Immobilismo cronico – Scarsa manutenzione degli spazi comuni, liti, schiamazzi. Le palazzine popolari, o a basso cosso, in Ticino stanno diventando un problema non da poco. Spesso accolgono persone problematiche che faticano in seguito a convivere con gli altri residenti. «Si tratta di persone per cui mancano strutture adeguate – dice Coda –. Le amministrazioni a volte sono davvero immobili. Quasi tutti i giorni siamo chiamati a intervenire per segnalazioni legate alla sicurezza dell’ascensore, alla pulizia, ad accessori non funzionanti».
Tra alcolizzati e drogati – Situazioni che rievocano lo scenario di Via Trevano. Il nostro interlocutore ricorda momenti di tensione. «Chiamavi il custode o l’amministrazione e nessuno faceva niente. Per le scale circolavano alcolizzati, tossicodipendenti, pazzi. C’era gente ubriaca che faceva casino fino a tarda ora. Ogni volta si giocava allo scarica barile. Nessuno si assumeva mai la responsabilità di intervenire».
Si chiude spesso un occhio – Un po’ come capitato a Pregassona, nell’appartamento horror di un 40enne da cui, da mesi, proveniva un tanfo pazzesco. I vicini chiamavano l’amministrazione. Invano. Situazioni analoghe si verificano a Locarno, ad esempio in zona Saleggi, così come a Chiasso, oppure nella periferia di Bellinzona. «Spesso – precisa Coda – il proprietario chiude un occhio sui disturbi che vengono arrecati ai vicini. Ma questo significa trascurare i propri obblighi».

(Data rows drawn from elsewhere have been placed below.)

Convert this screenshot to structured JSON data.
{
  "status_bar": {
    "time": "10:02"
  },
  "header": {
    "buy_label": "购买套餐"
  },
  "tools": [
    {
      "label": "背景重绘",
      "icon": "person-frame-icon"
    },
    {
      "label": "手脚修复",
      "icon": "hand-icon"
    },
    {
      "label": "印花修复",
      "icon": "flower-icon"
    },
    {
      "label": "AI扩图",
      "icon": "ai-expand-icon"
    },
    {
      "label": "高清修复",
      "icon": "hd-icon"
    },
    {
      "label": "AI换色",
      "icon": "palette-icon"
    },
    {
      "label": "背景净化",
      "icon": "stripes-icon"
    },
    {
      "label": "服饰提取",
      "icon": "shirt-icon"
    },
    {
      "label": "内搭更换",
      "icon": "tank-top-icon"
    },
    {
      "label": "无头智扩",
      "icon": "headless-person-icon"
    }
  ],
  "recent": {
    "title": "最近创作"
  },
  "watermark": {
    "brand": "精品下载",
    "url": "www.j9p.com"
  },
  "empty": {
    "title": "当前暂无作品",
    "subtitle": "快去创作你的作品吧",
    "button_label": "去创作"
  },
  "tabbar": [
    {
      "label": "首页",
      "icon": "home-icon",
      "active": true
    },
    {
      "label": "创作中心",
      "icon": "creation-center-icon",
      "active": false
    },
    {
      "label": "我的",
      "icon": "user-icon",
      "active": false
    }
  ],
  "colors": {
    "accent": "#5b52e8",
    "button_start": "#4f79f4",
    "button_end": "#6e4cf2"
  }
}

Qualità di vita – Amministratori che si limitano a riscuotere l’affitto, spesso pagato dallo Stato. «Ho l’impressione – riprende Coda – che ci siano proprietari che incassano le pigioni, ma non investono mai sulla qualità di vita della struttura. Una parte del ricavato dovrebbe essere sempre tenuto da parte per la manutenzione ordinaria degli spazi. Manutenzione che non giustifica, in alcun caso, un aumento delle pigioni. Ciò in alcuni casi non accade. Così facendo si rischia di ghettizzare queste zone».
Il paradosso – Tradotto: nessuna persona socialmente integrata andrà più ad abitare in certi stabili. «Forse è davvero giunta l’ora di risolvere, anche politicamente, il problema. Di trovare soluzioni alternative. Va anche detto, però, che diversi inquilini piuttosto che ribellarsi, si adattano, subiscono la situazione. È paradossale. Anche perché ci sono associazioni come la nostra sempre disponibili per consulenza e sostegno».